Three Movies That Changed My Life
I know it sounds like a bold claim - the kind of claim somebody only makes about something they're trying to sell and they know you don't want. But in the case of the three movies that we will discuss over the next few days, it's all true. You see, I watched them as a teenager, and frankly they changed the way that I saw the world and well, I still love them. What I want to do is discuss them, talk about what made them so wonderful, and maybe address what it was about the films that made such an impression on me.
3. Blade Runner
I was 15 years old, shopping in the "city" away from my small town where I grew up. While going through the video store I saw Blade Runner on VHS and bought it on a whim. (Seriously, what were they doing selling an R-rated movie to a 15 year old!?) $25 was a sick price to pay, and I have no idea why I bought it, but I did. All my friends were annoyed that there was a black bar at the top and bottom of the screen - they'd never seen a movie with that before. I tried telling them that we were seeing more of the film, but they didn't care - they wanted the picture to fill the screen.
What struck me most deeply about Blade Runner was the fantastically dirty and "used" feeling that Ridley Scott's future of 2019 had. For me, the film was all about atmosphere. I still love the shot of the futuristic chinatown with the flying cars, and I could watch the opening scene with the landscape of LA, the fire rising from the refineries, and the flaming eye over and over again. I was captivated by the idea that a robot could possibly be a person and for a short while I obsessed over finding a way to "know" beyond a shadow of a doubt that I was not a robot. I had inadvertently picked the director's cut of the movie and so had no idea that there was ever a "happy ending" to this movie. When I finally saw the happy ending (with the atrocious voice-over delivered maliciously by an unenthusiastic Harrison Ford) I was so glad that I hadn't seen the theatrical version first. If I had, I'd probably never have fallen in love with the dank, wet, neon landscape of noire Los Angeles, 2019.

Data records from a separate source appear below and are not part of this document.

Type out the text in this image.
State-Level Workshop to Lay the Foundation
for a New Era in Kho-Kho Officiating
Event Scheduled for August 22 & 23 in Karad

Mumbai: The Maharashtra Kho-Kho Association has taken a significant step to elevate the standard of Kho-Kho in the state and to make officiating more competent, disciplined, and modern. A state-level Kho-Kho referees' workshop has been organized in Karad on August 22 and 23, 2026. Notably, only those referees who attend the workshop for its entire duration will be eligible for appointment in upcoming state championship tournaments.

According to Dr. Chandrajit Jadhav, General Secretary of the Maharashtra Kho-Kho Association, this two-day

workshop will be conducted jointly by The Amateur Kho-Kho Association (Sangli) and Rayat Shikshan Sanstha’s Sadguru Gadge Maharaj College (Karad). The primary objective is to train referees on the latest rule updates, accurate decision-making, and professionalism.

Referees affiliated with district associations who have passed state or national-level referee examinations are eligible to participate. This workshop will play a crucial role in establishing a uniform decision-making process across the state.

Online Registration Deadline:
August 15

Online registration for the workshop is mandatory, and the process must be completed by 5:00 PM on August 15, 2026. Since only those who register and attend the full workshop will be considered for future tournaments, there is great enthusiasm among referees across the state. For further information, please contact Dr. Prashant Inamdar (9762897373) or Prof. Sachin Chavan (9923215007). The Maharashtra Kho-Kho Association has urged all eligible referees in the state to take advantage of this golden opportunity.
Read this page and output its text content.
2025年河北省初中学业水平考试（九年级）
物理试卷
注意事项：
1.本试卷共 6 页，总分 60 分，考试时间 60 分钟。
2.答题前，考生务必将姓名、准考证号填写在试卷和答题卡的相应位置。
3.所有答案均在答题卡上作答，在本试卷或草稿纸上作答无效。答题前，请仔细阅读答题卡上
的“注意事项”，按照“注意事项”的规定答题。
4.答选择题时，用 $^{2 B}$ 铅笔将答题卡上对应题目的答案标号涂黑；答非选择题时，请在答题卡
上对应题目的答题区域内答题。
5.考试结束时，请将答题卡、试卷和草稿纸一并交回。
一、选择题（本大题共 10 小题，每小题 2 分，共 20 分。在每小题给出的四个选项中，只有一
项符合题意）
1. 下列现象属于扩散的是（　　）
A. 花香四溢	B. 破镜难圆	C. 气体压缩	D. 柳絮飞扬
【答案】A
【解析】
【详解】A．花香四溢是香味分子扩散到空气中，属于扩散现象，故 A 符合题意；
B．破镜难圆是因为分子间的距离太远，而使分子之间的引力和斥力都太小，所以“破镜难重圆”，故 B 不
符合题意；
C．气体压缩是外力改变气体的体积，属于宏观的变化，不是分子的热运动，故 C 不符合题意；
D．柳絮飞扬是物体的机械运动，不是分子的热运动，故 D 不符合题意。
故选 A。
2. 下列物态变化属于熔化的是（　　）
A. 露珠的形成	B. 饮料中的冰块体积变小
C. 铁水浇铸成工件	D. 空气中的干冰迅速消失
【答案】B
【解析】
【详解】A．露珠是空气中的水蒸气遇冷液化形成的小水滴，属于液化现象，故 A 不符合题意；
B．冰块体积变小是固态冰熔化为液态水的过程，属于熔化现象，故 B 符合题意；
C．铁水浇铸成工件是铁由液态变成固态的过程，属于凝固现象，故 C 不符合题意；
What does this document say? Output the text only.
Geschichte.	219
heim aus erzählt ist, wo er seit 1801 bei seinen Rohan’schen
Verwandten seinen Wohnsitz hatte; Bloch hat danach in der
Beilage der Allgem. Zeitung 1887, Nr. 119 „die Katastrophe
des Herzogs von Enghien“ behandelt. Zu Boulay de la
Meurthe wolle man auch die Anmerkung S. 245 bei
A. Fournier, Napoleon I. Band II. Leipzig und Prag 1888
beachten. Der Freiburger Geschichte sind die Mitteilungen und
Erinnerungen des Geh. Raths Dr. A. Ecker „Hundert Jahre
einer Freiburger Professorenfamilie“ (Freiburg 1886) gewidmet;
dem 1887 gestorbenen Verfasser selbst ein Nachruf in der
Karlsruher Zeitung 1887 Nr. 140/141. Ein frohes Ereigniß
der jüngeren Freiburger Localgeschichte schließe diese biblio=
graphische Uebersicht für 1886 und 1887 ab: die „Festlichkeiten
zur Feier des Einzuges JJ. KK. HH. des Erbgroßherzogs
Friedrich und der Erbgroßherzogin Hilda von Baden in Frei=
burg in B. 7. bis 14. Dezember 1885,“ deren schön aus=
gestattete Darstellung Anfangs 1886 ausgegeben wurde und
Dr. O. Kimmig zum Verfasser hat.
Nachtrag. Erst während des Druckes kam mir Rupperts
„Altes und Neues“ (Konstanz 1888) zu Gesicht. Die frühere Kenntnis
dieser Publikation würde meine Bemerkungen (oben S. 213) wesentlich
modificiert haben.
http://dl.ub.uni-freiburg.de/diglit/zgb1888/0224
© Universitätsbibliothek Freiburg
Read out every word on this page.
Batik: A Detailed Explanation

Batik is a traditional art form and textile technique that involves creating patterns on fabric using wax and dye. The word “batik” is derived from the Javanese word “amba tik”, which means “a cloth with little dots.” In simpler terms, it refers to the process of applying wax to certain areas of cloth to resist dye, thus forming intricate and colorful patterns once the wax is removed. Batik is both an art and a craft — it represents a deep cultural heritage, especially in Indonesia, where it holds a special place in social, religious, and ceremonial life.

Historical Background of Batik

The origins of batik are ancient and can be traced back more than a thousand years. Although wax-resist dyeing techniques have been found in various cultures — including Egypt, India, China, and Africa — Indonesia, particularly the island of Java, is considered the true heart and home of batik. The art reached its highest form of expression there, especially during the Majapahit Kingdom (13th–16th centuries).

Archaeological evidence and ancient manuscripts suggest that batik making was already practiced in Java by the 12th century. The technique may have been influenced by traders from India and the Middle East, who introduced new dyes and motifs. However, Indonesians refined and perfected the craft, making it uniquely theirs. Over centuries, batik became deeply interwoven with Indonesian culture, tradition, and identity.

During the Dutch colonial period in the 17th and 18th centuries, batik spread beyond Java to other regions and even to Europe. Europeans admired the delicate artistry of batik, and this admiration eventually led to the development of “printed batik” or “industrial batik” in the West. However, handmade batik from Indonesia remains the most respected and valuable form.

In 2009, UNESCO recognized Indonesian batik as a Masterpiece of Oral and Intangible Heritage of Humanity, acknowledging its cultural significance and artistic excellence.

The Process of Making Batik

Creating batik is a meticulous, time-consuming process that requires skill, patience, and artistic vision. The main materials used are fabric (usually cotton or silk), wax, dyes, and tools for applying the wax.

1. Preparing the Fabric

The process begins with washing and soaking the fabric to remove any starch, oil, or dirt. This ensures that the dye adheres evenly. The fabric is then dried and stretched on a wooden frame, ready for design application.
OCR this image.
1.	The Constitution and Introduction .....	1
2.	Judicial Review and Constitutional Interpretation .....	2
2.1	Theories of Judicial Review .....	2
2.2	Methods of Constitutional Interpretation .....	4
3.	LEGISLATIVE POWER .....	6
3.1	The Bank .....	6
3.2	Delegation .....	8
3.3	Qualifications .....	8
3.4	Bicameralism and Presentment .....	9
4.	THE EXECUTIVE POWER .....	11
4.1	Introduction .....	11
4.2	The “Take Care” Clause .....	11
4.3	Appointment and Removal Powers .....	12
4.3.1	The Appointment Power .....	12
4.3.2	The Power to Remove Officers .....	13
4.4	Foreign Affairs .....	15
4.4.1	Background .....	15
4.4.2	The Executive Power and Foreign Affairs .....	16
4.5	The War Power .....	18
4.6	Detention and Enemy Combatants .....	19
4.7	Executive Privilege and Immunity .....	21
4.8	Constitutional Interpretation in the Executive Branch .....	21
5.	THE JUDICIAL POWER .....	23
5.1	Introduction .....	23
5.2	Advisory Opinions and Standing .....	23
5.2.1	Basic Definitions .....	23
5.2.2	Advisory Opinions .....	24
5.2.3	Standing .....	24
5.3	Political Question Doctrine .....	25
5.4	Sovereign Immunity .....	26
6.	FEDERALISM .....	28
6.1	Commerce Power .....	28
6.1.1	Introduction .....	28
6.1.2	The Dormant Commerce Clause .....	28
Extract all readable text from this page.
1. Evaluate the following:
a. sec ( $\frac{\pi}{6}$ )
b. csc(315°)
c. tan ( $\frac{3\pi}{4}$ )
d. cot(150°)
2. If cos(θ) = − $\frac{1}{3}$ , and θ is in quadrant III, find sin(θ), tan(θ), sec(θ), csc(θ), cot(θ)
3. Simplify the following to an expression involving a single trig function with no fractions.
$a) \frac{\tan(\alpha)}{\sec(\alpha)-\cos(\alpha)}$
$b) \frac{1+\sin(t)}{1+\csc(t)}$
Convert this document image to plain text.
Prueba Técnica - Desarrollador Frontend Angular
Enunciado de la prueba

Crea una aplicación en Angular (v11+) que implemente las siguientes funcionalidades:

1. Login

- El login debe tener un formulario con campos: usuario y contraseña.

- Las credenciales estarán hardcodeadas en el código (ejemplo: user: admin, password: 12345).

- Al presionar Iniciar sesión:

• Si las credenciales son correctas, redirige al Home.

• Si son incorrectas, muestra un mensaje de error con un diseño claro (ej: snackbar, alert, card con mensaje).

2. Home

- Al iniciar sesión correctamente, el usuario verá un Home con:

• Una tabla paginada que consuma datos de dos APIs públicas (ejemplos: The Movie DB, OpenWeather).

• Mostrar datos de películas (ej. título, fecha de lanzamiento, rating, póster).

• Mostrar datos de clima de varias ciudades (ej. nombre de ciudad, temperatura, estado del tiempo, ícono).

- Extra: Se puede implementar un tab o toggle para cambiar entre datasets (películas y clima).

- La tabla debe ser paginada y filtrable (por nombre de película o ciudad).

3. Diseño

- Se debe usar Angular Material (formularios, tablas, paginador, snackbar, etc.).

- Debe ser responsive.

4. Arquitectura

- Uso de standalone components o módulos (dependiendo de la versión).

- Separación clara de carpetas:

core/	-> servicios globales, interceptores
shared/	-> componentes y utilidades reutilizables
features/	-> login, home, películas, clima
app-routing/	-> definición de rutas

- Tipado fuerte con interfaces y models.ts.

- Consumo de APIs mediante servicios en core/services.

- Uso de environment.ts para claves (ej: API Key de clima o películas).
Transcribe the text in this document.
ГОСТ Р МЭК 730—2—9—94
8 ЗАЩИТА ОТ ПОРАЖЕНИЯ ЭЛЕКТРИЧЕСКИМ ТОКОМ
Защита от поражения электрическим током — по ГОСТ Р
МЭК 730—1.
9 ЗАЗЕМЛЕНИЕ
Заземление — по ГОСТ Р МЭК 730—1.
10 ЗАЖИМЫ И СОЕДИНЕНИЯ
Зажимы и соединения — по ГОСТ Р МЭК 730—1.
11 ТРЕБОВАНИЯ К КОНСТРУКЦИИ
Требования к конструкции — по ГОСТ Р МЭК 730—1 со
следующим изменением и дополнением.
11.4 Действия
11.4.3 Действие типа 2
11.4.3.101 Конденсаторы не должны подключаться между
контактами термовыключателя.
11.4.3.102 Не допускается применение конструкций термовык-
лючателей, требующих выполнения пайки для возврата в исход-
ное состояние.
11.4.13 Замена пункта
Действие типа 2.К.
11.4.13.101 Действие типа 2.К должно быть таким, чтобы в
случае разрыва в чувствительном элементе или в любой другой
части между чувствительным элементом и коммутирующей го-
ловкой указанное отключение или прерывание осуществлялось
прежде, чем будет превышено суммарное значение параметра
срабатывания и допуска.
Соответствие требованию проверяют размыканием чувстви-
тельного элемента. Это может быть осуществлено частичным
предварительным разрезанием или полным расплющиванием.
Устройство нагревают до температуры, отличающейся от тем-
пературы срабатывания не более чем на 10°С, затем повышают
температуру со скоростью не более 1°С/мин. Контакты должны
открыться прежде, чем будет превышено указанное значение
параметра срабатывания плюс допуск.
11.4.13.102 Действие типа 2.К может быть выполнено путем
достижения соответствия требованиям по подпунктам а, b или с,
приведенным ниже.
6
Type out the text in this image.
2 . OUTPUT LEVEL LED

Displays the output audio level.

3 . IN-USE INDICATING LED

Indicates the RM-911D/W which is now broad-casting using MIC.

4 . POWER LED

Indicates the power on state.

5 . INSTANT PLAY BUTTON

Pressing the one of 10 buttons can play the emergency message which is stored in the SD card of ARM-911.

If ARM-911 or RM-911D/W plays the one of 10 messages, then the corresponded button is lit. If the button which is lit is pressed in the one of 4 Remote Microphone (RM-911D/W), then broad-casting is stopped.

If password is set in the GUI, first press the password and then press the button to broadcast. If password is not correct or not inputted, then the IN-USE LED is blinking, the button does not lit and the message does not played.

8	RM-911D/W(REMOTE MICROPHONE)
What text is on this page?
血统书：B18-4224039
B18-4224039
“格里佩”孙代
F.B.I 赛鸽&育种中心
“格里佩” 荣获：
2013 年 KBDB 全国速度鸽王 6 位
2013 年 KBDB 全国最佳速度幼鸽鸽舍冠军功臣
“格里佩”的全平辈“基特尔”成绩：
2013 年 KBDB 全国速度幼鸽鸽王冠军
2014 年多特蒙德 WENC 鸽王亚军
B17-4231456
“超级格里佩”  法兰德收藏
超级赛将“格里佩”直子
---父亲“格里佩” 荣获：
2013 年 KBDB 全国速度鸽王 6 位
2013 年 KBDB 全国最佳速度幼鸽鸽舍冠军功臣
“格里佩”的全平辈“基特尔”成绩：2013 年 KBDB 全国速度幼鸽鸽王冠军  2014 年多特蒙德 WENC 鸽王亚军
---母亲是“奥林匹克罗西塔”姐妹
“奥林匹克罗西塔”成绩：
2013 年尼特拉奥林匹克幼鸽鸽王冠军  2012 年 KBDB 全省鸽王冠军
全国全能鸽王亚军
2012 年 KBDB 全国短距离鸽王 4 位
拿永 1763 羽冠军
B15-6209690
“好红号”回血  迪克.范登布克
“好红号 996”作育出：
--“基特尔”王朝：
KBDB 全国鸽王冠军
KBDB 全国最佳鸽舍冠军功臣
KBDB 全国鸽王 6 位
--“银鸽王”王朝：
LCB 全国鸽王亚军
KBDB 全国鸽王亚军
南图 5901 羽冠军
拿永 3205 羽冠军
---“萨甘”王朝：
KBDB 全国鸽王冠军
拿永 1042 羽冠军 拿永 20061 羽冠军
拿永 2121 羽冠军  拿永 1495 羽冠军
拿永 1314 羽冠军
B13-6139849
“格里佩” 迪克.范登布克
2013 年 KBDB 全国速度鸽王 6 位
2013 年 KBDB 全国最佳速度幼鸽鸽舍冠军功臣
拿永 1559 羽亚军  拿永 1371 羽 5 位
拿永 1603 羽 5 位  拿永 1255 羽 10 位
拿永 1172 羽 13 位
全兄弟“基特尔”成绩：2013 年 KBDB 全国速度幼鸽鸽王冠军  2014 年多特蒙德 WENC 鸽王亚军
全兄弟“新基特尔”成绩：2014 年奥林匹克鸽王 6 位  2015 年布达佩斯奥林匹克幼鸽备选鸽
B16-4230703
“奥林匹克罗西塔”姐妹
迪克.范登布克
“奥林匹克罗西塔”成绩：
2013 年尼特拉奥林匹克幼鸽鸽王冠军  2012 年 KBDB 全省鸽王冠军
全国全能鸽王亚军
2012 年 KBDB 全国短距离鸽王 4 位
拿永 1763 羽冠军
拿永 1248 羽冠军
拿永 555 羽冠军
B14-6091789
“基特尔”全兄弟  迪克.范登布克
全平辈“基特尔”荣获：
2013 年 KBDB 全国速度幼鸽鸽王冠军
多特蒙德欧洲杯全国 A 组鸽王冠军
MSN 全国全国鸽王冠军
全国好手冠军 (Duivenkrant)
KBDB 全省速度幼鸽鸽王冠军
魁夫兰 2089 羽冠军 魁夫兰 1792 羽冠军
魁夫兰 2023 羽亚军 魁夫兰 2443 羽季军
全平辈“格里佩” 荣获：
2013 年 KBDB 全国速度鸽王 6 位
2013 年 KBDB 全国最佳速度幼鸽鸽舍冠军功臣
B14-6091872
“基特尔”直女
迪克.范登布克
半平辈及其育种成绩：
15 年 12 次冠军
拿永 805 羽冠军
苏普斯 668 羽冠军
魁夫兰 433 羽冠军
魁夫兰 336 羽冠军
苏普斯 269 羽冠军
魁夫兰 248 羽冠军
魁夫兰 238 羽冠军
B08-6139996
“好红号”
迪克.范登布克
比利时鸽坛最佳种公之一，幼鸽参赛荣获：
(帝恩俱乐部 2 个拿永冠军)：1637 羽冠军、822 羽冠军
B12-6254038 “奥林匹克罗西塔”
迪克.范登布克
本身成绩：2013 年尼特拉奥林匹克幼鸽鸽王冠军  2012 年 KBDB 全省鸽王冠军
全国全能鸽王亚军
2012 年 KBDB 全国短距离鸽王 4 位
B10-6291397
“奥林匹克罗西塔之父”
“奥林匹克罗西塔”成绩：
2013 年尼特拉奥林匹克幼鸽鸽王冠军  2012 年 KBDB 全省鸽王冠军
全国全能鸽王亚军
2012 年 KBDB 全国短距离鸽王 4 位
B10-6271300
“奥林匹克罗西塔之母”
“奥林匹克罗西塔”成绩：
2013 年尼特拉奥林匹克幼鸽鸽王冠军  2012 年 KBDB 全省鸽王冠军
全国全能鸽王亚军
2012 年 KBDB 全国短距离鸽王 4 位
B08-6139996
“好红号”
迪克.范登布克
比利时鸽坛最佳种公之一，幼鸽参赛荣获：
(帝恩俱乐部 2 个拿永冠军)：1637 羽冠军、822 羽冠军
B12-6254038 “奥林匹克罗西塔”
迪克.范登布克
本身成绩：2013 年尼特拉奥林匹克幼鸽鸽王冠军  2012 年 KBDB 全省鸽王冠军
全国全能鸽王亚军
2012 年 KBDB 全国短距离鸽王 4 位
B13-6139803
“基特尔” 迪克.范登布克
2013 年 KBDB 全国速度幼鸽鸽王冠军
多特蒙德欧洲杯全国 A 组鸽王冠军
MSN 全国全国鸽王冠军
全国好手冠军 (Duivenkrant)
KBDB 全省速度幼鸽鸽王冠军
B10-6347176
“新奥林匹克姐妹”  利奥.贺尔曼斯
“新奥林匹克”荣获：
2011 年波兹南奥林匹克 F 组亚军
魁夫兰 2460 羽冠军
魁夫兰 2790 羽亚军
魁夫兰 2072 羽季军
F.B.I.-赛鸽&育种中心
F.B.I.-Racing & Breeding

After seeing the film, I purchased the Philip K. Dick novel Do Androids Dream of Electric Sheep? and read it through (twice, I think). I played the PC game through at least three times. It barely ran on my Hewlett Packard 133MHz Pentium. I bought the soundtrack at a Premium and became infatuated with the electronic music of Vangelis. His music transported me to neon cityscapes of unimaginable beauty. Never mind that they weren't real - as I sat in my basement bedroom in my boring small town, I traveled to amazing places because of Vangelis.
A few years later I got a DVD player and along with it my first DVD copy of Blade Runner. Finally, when I made the move to HD, Blade Runner: The Final Cut was the first movie I purchased on Blu-Ray. All in all, it's hard to imagine what kind of a person I would be if I hadn't seen Blade Runner. I know it's an outrageous claim, but it is a fact that my imagination has been greatly stimulated and inspired by this film. On top of all that, and most importantly, it brought me the earliest sparks of philosophical self-reflection which eventually drove me to Christ. Until I pondered my own existence because of the existential questions that I struggled over after seeing this movie, I was a fairly shallow (though I remained consistently self-absorbed) young man. It helped make me the man I am today.
A few years ago I found out that Harrison Ford hated making this movie - that he was miserable during the whole shoot and that he would never work with Ridley Scott again after his experience. I found it so unbelievable that I still refuse to accept it as truth. Frankly, how could anyone be miserable, having been in the coolest, awesomest, deepest, most imaginative movie ever made!?
So that's the third most influential movie in my life. Tomorrow, we'll talk about number two.